Today students will visit several subtraction centers. At each center they will be able to practice subtraction. I start by explaining each center to the students. I have a series of problems for Centers 2 and 3 for children to use when building the numbers. The problems are on large sheets and posted for all students to see. Each center encourages students to makes sense of the problems and persevere in solving them (MP1).
Center 1: Subtraction fact practice on the iPad. Students have the option of using several subtraction fact practice programs on the iPad to increase their fluency with subtraction facts. They use Math Bingo, Flash Card Math, and other programs that allow for immediate feedback and let students know if they are correct or incorrect.
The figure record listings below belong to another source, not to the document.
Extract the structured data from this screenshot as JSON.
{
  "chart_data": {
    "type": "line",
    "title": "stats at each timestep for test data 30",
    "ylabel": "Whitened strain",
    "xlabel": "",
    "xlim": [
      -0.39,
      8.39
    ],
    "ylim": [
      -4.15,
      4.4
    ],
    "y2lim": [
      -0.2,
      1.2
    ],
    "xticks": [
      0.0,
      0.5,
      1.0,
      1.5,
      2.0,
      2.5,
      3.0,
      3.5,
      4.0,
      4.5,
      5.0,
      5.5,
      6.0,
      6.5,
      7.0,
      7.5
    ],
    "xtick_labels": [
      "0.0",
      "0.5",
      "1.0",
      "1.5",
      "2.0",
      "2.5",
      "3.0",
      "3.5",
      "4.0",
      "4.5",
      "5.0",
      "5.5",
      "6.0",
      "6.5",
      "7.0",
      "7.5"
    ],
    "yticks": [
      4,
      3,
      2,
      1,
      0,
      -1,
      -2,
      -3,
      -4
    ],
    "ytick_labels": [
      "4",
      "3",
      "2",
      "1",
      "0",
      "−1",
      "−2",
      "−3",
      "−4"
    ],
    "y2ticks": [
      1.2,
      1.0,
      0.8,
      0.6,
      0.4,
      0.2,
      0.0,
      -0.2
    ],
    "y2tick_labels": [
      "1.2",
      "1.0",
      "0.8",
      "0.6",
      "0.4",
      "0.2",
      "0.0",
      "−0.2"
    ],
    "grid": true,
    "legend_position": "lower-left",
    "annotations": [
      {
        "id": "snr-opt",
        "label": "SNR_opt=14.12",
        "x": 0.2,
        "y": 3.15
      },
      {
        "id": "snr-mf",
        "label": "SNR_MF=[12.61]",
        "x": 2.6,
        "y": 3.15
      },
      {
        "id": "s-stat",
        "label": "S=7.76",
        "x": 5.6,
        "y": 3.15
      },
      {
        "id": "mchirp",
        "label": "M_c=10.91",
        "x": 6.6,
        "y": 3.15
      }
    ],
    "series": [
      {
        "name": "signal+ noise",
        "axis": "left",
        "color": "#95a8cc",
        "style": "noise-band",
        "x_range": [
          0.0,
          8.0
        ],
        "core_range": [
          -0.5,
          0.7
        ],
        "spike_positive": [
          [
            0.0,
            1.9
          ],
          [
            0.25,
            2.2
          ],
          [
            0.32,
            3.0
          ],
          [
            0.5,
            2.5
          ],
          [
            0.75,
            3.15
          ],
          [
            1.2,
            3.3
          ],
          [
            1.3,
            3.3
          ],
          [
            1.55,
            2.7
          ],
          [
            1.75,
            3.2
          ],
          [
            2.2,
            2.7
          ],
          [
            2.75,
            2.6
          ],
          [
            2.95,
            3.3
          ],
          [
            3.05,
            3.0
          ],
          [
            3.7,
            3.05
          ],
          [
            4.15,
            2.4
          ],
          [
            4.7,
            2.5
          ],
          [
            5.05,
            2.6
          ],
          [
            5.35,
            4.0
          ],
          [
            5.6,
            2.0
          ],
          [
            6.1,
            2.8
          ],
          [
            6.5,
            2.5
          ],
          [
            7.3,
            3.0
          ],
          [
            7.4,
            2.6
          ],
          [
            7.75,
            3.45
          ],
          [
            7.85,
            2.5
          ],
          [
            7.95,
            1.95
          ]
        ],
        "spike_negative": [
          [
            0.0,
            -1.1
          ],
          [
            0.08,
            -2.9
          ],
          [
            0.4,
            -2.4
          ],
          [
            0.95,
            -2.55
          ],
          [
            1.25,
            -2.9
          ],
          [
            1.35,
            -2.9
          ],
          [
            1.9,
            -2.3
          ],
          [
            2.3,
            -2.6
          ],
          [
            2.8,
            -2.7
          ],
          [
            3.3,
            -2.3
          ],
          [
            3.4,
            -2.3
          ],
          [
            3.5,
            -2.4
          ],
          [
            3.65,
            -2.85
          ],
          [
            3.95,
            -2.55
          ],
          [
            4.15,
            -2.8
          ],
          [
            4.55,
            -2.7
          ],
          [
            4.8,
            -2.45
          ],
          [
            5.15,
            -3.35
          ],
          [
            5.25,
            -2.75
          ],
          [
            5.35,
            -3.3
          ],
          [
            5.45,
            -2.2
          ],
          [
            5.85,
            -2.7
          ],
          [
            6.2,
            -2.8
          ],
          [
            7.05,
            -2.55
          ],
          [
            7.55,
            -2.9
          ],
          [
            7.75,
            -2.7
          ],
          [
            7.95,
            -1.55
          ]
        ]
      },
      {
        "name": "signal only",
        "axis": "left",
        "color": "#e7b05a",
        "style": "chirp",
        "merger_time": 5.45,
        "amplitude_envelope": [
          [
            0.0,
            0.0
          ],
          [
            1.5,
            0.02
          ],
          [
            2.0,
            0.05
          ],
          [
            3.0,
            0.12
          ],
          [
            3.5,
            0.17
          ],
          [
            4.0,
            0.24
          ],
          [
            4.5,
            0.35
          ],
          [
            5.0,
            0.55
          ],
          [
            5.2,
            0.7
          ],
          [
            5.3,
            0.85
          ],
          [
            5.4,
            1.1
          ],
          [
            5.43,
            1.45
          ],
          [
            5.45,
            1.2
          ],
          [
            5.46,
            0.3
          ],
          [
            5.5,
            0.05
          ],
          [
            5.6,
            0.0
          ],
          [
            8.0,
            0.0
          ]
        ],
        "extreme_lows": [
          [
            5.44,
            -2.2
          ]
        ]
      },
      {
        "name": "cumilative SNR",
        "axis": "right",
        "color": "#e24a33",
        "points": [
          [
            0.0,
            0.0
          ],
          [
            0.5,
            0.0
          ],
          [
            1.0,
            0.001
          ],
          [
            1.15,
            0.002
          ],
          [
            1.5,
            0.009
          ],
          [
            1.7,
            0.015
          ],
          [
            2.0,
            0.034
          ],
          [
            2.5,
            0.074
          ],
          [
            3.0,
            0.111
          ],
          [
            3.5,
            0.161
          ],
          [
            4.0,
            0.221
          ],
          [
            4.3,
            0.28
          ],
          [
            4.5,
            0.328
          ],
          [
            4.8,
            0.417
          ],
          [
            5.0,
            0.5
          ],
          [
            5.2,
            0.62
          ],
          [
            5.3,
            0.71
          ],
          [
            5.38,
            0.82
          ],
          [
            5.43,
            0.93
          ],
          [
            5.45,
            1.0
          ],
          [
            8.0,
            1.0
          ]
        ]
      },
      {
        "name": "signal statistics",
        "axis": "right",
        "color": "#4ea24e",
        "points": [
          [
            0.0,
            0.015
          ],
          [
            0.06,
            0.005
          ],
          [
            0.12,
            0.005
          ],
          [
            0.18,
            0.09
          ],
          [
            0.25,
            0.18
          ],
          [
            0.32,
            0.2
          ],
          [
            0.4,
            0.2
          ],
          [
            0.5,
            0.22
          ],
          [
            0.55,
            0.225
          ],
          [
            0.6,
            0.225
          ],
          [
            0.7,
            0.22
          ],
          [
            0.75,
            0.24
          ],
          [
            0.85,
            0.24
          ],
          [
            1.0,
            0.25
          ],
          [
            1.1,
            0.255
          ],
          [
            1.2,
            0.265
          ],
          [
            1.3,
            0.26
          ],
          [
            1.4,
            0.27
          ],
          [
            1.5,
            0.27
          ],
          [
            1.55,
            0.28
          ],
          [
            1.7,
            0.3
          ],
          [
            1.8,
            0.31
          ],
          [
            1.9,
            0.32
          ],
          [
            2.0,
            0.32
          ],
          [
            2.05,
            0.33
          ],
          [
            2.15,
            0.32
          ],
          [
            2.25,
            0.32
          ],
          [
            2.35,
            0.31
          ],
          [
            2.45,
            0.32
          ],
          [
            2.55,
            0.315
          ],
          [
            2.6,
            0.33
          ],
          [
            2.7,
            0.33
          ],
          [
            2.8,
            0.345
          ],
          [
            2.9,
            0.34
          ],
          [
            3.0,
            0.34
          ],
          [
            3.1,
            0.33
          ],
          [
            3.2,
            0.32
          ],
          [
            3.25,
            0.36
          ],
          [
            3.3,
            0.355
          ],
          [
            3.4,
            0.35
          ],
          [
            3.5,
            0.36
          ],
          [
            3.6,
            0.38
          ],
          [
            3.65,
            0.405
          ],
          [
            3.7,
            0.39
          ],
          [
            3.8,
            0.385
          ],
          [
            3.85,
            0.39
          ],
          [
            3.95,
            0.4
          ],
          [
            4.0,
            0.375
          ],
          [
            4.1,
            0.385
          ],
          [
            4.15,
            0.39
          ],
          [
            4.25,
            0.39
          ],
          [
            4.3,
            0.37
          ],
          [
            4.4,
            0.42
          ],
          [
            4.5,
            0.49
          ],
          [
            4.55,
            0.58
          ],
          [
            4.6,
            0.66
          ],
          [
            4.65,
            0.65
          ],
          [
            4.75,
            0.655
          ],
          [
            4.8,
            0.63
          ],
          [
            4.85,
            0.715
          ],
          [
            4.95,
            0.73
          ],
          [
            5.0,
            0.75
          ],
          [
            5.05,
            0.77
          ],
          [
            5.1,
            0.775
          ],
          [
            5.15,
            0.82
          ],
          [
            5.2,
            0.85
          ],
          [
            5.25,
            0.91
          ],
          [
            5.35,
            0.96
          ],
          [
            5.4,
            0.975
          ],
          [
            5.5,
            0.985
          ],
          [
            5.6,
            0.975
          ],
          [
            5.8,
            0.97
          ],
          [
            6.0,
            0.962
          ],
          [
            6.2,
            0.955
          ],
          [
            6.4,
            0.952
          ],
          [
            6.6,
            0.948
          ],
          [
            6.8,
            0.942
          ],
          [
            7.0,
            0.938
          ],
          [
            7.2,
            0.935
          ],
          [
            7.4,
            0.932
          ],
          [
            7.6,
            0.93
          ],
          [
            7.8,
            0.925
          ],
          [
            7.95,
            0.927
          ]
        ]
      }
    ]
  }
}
Center 2: Ten Frames Subtraction: Students start by building the larger number with filled-in tens frames for the ten's digit and blank frames that they fill themselves with chips for the ones. Now they decide if they can subtract the necessary ones by taking away chips. If they can not, they turn one of the filled frames into a frame of chips (regroup) so that they now have enough ones.
Center 3: Subtraction Using Place Value Houses. Students build the larger number in the upstairs of the house and the number they are subtracting in the downstairs of the house. They subtract by matching the minuend blocks with the subtrahend blocks and removing them from the house. They regroup when necessary to match tens with tens and ones with ones.
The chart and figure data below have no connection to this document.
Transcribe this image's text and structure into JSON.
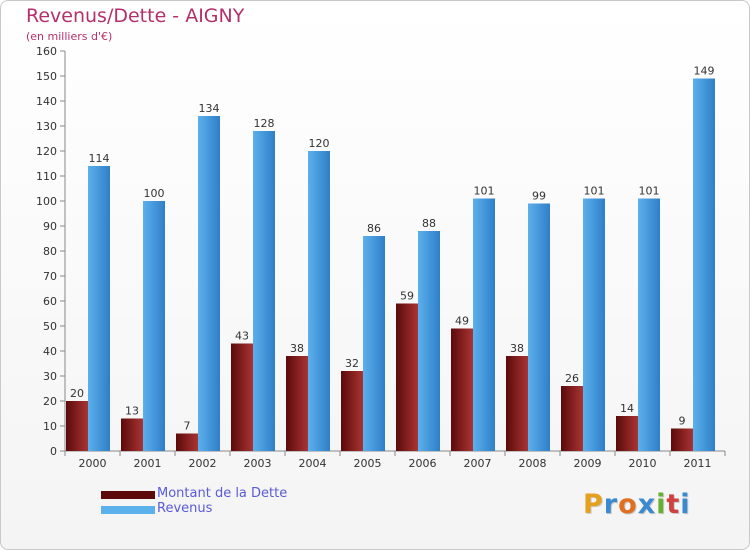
{
  "title": "Revenus/Dette - AIGNY",
  "subtitle": "(en milliers d'€)",
  "colors": {
    "dette_dark": "#5c0a0a",
    "dette_light": "#a93434",
    "revenus_dark": "#2f7fc8",
    "revenus_light": "#5cb0ec",
    "title": "#b4306a",
    "legend_text": "#5a5ad8"
  },
  "chart_data": {
    "type": "bar",
    "title": "Revenus/Dette - AIGNY",
    "subtitle": "(en milliers d'€)",
    "categories": [
      "2000",
      "2001",
      "2002",
      "2003",
      "2004",
      "2005",
      "2006",
      "2007",
      "2008",
      "2009",
      "2010",
      "2011"
    ],
    "series": [
      {
        "name": "Montant de la Dette",
        "values": [
          20,
          13,
          7,
          43,
          38,
          32,
          59,
          49,
          38,
          26,
          14,
          9
        ]
      },
      {
        "name": "Revenus",
        "values": [
          114,
          100,
          134,
          128,
          120,
          86,
          88,
          101,
          99,
          101,
          101,
          149
        ]
      }
    ],
    "ylim": [
      0,
      160
    ],
    "yticks": [
      0,
      10,
      20,
      30,
      40,
      50,
      60,
      70,
      80,
      90,
      100,
      110,
      120,
      130,
      140,
      150,
      160
    ],
    "grid": false,
    "legend": "bottom-left"
  },
  "logo": {
    "letters": [
      "P",
      "r",
      "o",
      "x",
      "i",
      "t",
      "i"
    ],
    "colors": [
      "#e5a020",
      "#3a8ad0",
      "#e07020",
      "#3a8ad0",
      "#66b032",
      "#d04040",
      "#3a8ad0"
    ]
  }
}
Center 4: Paper and Pencil Double-Digit Subtraction: Students may draw the base 10 blocks or tens frames to solve these regrouping problems. Students need to choose the tools that are appropriate for solving the problem(MP5).
Once I have explained all the centers, I break students into groups, based on understanding of double-digit subtraction. I want homogeneous groupings so that students who are more confident can begin with the paper and pencil subtraction center. I get each group centered for each round of centers and then I work mostly with the group visiting Center 3. This is the center that takes the most support for students to do.
I ask students to return to their seats. I give students 2 double-digit subtraction problems to complete. One of the problems requires regrouping and the other does not. The problems are 71 - 46 =, and 65 - 32 = . I tell them they may use any of the strategies that they have used today, or previously, to solve the problems (MP1).
I collect these problems to assess student progress with double-digit subtraction.